Mas mesmo assim, não podia ficar ali. No fundo do vale o outono ainda se demorava, morno e dourado, mas o inverno fechara-se em volta dos picos das montanhas. Já tinham suportado três tempestades de neve, e uma de gelo que transformara o castelo em cristal durante quinze dias. O Ninho da Águia podia ser inexpugnável, mas em breve seria também inacessível, e a descida tornava-se dia a dia mais perigosa. A maior parte dos criados e soldados do castelo já tinha feito a descida. Só uma dúzia ainda permanecia ali em cima, para servir Lorde Robert.

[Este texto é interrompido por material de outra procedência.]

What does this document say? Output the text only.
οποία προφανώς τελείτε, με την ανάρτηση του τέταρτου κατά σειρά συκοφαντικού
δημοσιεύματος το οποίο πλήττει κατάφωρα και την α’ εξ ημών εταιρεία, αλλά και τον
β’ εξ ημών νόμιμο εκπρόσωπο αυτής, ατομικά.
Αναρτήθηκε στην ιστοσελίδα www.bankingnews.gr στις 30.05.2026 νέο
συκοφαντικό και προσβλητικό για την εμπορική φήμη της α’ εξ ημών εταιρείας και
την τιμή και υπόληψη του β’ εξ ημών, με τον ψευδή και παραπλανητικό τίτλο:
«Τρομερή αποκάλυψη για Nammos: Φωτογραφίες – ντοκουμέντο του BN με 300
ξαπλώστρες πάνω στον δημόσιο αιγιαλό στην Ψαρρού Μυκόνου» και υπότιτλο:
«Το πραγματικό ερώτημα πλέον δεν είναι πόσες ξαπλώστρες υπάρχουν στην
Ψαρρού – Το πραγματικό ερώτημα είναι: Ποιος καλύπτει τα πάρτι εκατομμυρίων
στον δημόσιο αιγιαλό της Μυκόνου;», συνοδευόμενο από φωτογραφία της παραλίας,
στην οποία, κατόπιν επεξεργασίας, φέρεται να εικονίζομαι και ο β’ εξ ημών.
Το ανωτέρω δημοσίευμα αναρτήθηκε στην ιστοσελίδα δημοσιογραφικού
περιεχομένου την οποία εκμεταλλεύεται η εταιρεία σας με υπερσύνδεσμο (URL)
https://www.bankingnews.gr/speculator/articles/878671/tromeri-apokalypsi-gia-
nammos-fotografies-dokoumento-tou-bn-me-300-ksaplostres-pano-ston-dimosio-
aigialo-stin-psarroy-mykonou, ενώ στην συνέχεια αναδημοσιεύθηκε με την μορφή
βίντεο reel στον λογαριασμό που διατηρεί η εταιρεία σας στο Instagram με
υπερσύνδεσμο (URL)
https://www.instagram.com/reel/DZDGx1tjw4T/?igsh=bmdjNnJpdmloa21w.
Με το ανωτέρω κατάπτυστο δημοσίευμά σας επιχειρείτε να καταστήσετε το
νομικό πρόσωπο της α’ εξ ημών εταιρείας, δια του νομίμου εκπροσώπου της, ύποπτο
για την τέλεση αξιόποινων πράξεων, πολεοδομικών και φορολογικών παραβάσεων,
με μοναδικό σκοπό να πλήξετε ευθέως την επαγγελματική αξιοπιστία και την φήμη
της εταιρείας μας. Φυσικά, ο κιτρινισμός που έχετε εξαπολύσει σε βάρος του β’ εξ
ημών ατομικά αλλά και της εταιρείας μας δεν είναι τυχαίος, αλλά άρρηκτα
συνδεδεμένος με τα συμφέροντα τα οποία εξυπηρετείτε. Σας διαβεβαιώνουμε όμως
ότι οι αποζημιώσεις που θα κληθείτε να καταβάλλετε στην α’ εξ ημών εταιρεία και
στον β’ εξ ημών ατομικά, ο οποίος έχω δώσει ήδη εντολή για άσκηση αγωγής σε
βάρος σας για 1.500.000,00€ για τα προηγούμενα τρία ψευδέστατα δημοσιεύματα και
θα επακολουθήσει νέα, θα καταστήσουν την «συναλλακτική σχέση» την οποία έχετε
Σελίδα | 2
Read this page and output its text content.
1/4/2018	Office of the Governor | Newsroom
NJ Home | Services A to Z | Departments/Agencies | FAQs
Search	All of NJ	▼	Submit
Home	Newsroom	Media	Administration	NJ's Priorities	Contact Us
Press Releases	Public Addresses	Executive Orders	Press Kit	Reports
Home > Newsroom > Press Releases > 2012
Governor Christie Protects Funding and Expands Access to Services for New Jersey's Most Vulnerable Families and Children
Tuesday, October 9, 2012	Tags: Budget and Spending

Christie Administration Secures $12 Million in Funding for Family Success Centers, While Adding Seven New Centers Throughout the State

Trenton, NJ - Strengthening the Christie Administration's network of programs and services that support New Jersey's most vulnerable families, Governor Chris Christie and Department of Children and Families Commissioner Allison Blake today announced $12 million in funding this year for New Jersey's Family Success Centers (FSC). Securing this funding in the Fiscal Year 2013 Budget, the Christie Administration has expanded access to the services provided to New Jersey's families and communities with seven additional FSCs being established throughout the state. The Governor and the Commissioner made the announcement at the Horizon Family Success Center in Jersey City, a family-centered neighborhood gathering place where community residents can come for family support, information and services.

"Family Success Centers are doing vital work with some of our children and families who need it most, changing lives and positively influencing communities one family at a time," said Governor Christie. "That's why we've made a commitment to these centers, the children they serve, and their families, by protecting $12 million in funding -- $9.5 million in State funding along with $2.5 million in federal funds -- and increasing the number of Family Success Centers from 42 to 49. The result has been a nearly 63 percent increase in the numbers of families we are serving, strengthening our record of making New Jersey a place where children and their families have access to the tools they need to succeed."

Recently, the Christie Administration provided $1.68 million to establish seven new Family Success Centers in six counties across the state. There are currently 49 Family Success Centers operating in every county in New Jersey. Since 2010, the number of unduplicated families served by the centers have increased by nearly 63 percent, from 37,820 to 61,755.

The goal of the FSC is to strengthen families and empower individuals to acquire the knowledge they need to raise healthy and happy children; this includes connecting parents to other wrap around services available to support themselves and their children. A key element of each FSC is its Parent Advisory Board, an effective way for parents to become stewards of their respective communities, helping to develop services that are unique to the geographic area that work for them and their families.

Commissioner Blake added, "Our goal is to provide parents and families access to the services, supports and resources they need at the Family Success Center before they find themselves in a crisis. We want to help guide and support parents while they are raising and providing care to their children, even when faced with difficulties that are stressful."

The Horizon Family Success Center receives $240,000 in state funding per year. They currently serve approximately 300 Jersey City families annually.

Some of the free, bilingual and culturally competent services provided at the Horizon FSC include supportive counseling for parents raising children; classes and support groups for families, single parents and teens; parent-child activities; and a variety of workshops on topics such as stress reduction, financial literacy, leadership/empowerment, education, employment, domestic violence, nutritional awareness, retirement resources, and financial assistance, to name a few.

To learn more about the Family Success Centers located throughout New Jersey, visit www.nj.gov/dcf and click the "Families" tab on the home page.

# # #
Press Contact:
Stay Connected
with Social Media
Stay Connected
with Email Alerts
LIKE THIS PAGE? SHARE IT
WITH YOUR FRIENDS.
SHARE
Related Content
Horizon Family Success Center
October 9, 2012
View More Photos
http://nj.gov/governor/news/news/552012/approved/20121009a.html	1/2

— Pisco-doce — disse ela com suavidade — a descida vai ser tão alegre, verá. Sor Lothor estará conosco, e Mya também. As mulas dela já subiram e desceram mil vezes esta velha montanha.
— Odeio mulas — insistiu ele. — As mulas são más. Já te disse, uma tentou me morder quando eu era pequeno.
Alayne sabia que Robert nunca aprendera a montar como devia ser.
Mulas, cavalos, burros, não importava; para ele eram todos feras temíveis, tão aterrorizadoras como dragões ou grifos. Fora trazido para o Vale aos seis anos, com a cabeça aninhada entre os seios de leite da mãe, e nunca deixara o Ninho da Águia desde então.
Mesmo assim, tinham de ir, antes do gelo se fechar de vez em volta do castelo. Não havia maneira de saber quanto tempo mais o tempo se aguentaria.
— Mya evitará que as mulas mordam — disse Alayne — e eu seguirei logo atrás de você. Sou só uma menina, não tão corajosa e forte como você. Se eu sou capaz de fazer, sei que você também será, pisco-doce.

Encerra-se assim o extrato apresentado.